Merge Two Sorted Lists easy

Problem Statement

Merge two sorted linked lists and return it as a new sorted list. The new list should be made by splicing together the nodes of the first two lists.

Example 1

• Input: list1 = [1,2,4], list2 = [1,3,4]
• Output: [1,1,2,3,4,4]

Example 2

• Input: list1 = [], list2 = []
• Output: []

Example 3

• Input: list1 = [], list2 = [0]
• Output: [0]

Steps

1. Handle Empty Lists: Check if either list1 or list2 is empty. If so, return the non-empty list or an empty list if both are empty.

2. Initialize Dummy Node: Create a dummy node (a node with value 0) to simplify the process of handling the head of the merged list. We'll use this dummy node to build the new list, making it easier to handle edge cases.

3. Initialize Pointers: Create pointers tail (initially pointing to the dummy node) and p1 (pointing to the head of list1), and p2 (pointing to the head of list2).

4. Iterative Comparison and Merging: Iterate while both p1 and p2 are not None. Compare the values at p1 and p2.

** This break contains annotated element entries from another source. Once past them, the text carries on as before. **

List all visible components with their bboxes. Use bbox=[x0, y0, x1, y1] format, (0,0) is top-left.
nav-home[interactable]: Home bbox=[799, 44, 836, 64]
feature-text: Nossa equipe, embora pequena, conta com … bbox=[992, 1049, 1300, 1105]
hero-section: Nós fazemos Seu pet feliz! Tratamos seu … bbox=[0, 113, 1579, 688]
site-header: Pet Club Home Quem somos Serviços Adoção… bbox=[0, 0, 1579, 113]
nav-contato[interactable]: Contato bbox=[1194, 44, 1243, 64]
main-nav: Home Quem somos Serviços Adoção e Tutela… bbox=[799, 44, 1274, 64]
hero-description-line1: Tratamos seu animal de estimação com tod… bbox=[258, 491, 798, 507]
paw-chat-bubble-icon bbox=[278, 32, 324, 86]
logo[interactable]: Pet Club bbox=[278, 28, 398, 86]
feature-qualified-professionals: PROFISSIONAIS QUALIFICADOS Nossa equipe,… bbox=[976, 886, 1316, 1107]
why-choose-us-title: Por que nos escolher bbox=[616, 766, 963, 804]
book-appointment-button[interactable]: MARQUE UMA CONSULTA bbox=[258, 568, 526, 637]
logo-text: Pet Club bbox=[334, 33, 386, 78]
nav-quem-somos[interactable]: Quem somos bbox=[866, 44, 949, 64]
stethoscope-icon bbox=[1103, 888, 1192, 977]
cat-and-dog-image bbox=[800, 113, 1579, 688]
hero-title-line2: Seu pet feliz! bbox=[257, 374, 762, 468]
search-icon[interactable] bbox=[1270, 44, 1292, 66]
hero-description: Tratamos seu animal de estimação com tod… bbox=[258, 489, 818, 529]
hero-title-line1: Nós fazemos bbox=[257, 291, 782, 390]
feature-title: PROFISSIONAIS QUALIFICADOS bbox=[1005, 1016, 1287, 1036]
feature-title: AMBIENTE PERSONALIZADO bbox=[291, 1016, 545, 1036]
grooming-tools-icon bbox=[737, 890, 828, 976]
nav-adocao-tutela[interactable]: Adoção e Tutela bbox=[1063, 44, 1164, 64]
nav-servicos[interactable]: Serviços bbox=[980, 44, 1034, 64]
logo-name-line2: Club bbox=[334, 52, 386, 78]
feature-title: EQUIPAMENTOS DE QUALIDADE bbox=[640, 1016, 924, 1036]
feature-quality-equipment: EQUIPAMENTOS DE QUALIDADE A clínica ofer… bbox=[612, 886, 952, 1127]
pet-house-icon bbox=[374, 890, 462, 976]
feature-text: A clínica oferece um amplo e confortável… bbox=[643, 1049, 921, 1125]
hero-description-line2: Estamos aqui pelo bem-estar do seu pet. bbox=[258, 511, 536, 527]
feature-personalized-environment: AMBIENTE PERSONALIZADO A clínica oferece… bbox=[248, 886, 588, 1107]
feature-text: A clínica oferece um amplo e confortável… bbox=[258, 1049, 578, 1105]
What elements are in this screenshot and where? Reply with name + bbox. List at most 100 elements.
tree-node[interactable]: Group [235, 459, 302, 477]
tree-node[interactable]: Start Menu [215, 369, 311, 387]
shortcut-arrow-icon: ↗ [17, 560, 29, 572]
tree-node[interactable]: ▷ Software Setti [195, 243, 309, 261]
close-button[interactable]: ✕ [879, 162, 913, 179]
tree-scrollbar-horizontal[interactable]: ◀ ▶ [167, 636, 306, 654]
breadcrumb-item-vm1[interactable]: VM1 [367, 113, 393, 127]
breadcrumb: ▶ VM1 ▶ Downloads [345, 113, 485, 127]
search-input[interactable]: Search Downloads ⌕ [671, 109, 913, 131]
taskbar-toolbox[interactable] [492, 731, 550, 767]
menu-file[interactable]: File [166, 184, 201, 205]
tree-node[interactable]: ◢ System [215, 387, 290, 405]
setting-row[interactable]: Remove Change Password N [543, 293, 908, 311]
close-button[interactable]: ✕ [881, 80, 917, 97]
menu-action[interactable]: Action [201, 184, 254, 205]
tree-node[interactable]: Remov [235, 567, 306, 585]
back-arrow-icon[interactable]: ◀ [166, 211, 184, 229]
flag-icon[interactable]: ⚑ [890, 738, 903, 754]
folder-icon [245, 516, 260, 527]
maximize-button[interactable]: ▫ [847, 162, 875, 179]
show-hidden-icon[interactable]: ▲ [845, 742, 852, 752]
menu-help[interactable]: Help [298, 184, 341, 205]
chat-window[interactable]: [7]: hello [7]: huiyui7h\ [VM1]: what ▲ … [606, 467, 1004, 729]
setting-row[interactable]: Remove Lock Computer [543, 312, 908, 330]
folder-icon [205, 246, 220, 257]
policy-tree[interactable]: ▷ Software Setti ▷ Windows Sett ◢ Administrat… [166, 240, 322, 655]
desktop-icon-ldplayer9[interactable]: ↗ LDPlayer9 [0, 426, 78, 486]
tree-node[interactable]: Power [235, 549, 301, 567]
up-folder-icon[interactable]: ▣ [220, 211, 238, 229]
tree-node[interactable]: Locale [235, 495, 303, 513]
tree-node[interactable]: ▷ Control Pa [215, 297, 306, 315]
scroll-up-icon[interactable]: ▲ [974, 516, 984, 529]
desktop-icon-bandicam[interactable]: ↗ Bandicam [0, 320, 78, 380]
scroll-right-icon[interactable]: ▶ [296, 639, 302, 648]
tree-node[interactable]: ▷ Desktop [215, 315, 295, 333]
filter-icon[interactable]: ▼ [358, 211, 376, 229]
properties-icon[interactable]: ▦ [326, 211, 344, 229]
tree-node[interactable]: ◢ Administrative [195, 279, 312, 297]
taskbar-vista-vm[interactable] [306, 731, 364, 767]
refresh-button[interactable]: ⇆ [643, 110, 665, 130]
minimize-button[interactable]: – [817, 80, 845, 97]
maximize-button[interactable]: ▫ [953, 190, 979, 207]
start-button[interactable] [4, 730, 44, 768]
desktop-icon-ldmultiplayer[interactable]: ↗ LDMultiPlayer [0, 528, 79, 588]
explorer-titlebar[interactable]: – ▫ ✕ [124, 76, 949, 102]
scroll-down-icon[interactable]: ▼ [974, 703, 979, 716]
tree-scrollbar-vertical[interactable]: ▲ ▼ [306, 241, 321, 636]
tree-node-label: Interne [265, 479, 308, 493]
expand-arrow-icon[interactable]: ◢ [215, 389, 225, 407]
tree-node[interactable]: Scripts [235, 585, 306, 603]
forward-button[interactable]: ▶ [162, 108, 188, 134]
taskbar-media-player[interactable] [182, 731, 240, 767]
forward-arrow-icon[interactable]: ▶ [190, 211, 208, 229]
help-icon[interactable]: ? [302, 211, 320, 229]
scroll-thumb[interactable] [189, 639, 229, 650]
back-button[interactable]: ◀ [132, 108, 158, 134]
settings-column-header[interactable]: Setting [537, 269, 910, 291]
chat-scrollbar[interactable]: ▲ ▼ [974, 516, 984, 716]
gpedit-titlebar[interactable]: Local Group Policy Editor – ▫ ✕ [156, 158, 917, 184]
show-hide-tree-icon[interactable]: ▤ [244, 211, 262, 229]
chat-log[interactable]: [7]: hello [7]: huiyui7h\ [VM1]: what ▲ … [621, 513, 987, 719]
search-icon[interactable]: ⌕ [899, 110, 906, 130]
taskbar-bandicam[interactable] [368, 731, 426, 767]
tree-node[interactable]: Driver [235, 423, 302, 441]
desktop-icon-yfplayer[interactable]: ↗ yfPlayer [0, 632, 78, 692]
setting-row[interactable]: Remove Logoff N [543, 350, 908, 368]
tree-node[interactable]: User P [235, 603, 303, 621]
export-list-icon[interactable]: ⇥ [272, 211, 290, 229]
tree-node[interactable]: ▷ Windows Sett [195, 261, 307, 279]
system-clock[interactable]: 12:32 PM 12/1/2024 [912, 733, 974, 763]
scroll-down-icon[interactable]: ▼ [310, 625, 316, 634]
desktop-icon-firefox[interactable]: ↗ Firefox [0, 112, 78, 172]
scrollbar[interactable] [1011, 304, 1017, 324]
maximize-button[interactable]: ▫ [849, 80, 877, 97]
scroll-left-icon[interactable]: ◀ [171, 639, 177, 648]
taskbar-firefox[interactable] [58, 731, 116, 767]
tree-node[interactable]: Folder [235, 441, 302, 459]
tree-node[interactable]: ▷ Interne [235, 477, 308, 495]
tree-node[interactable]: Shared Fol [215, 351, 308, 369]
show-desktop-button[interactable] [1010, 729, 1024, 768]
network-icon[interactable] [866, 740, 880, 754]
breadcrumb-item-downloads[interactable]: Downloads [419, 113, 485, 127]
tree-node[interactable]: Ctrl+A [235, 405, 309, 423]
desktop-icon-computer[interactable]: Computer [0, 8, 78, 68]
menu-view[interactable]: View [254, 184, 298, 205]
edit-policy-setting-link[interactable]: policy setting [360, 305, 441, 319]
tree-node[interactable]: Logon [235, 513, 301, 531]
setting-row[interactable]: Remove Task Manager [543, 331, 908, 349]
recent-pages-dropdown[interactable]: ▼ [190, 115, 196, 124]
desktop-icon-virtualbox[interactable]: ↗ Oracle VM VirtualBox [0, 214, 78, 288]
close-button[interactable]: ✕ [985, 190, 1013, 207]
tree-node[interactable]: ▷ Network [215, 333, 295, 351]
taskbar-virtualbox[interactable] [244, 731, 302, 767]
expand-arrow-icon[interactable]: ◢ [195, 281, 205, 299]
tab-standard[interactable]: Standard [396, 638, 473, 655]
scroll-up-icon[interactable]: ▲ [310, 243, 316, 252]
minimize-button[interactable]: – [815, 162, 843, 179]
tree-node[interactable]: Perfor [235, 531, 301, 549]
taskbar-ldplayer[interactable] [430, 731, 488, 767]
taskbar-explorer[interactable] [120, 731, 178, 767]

   • If p1.val <= p2.val, append p1 to the tail and move p1 to the next node.
   • Otherwise, append p2 to the tail and move p2 to the next node.

5. Handle Remaining Nodes: After one list is exhausted, append the remaining nodes from the other list to the tail.

6. Return Merged List: Return the next node after the dummy node (which is the head of the merged sorted list).

Explanation

The algorithm uses a simple iterative approach to merge the two sorted lists. By using a dummy node, we avoid special handling of the head of the merged list, making the code cleaner and easier to understand. The comparison in the loop ensures that the nodes are added to the merged list in sorted order. The handling of remaining nodes after one list is exhausted ensures that all nodes are included in the result.

Code

# Definition for singly-linked list.
class ListNode:
    def __init__(self, val=0, next=None):
        self.val = val
        self.next = next

class Solution:
    def mergeTwoLists(self, list1: ListNode, list2: ListNode) -> ListNode:
        dummy = ListNode()  # Dummy node
        tail = dummy
        
        while list1 and list2:
            if list1.val <= list2.val:
                tail.next = list1
                list1 = list1.next
            else:
                tail.next = list2
                list2 = list2.next
            tail = tail.next
            
        tail.next = list1 or list2  # Append remaining nodes
        
        return dummy.next

Complexity

• Time Complexity: O(m + n), where 'm' and 'n' are the lengths of list1 and list2 respectively. We iterate through each list once.
• Space Complexity: O(1). We use a constant amount of extra space to store pointers. The space used by the linked lists themselves is not considered in the space complexity analysis.